I so wish I could have found images of the illustrations inside. Simply stunning. Each of the six tips spoken (such as Be Sweet, Be a Little Crazy and my favourite – Become a Lifelong Reader) are richly featured with many illustrations of flowers or silhouettes. With pearls of wisdom such as being nice to people whether you mean it or not (because you never know when a kind word will make a difference in a person’s day, or life) and being open to love as it’s the most astonishing and powerful bond to being as strong as you can be because life will break your heart, and that understanding that this suffering is all part of the package.

The Same Sweet Girls is also the title of one of King’s novels (separate from this guide), and could be considered autobiographical in some ways. She says she waited four decades to write about the group of girls she shared her times with at the University of Montevallo, which used to be the University of Alabama in her time. This was also part of her speech that rang deep for me – she tells of how these women are still a part of her life and how they meet annually in Florida. She subtly indicates the importance of those friends in your lives, well past graduation.

 We became and remain to this day the Same Sweet Girls. We aren’t really sweet and never have been, but we made a pact that we would always stay connected, and that we would get together once we left our college days behind. We have been doing so for four decades now (pg 31).  

Many of us have trouble putting love or gratitude into words, but keep in mind that our actions always reveal our feelings. Always (pg. 48).

The final chapter of the book contains pages where you can write your favourite books so that you may keep a lasting record of your reading life. This was the seventh tip added after her commencement speech and is about becoming a lifelong reader.

Cultivate an appreciation and passion for books. I’m using passion in the fullest sense of the word: a deep, fervent emotion; a state of intense desire; and enthusiastic ardor for something or someone. (pg 67) But know this: Books are most worthy companions to take with us on this bittersweet journey known as life. They offer us everything we will need along the way: knowledge, wisdom, insight, guidance, adventure, role models, compelling stories and great truths that have endured through the ages. Most of all, books let us know we’re not alone in this world…Some might say we lose ourselves in a good book. In truth, we find ourselves (pg. 70).
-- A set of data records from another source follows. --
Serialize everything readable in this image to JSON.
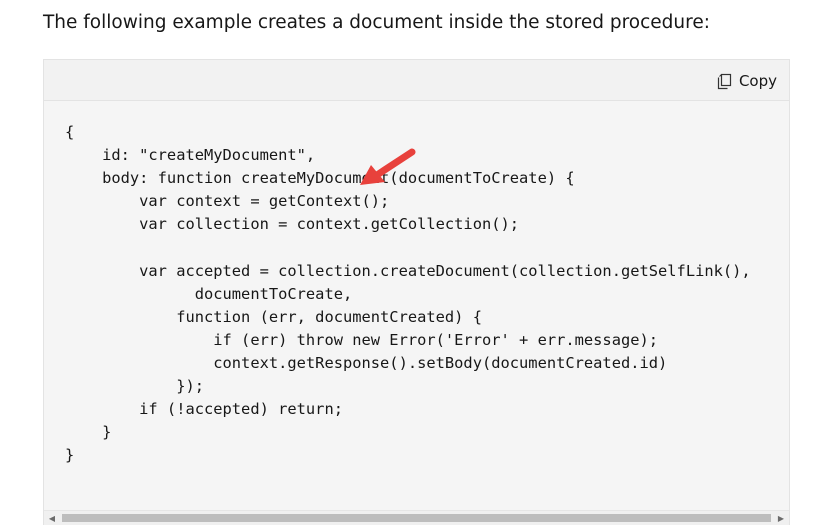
{
  "intro_text": "The following example creates a document inside the stored procedure:",
  "copy_button": {
    "label": "Copy",
    "icon": "copy-icon"
  },
  "code_lines": [
    "{",
    "    id: \"createMyDocument\",",
    "    body: function createMyDocument(documentToCreate) {",
    "        var context = getContext();",
    "        var collection = context.getCollection();",
    "",
    "        var accepted = collection.createDocument(collection.getSelfLink(),",
    "              documentToCreate,",
    "            function (err, documentCreated) {",
    "                if (err) throw new Error('Error' + err.message);",
    "                context.getResponse().setBody(documentCreated.id)",
    "            });",
    "        if (!accepted) return;",
    "    }",
    "}"
  ],
  "annotation": {
    "icon": "red-arrow-icon",
    "color": "#e8413c"
  },
  "scrollbar": {
    "left_icon": "scroll-left-arrow-icon",
    "right_icon": "scroll-right-arrow-icon"
  }
}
The Introduction is written by Rick Bragg, and Cassandra King shares a story as to why she so admires him, in her Acknowledgements. It will continue to warm your heart as much as this tiny book did.

Many, many thanks to Maiden Lane Press for sending me this now, most cherished book. It will be proudly displayed, and consulted again when words of wisdom may be needed to get through a day, whether it be a difficult one or one that is tinged with some melancholy where a little pick-me-up is needed.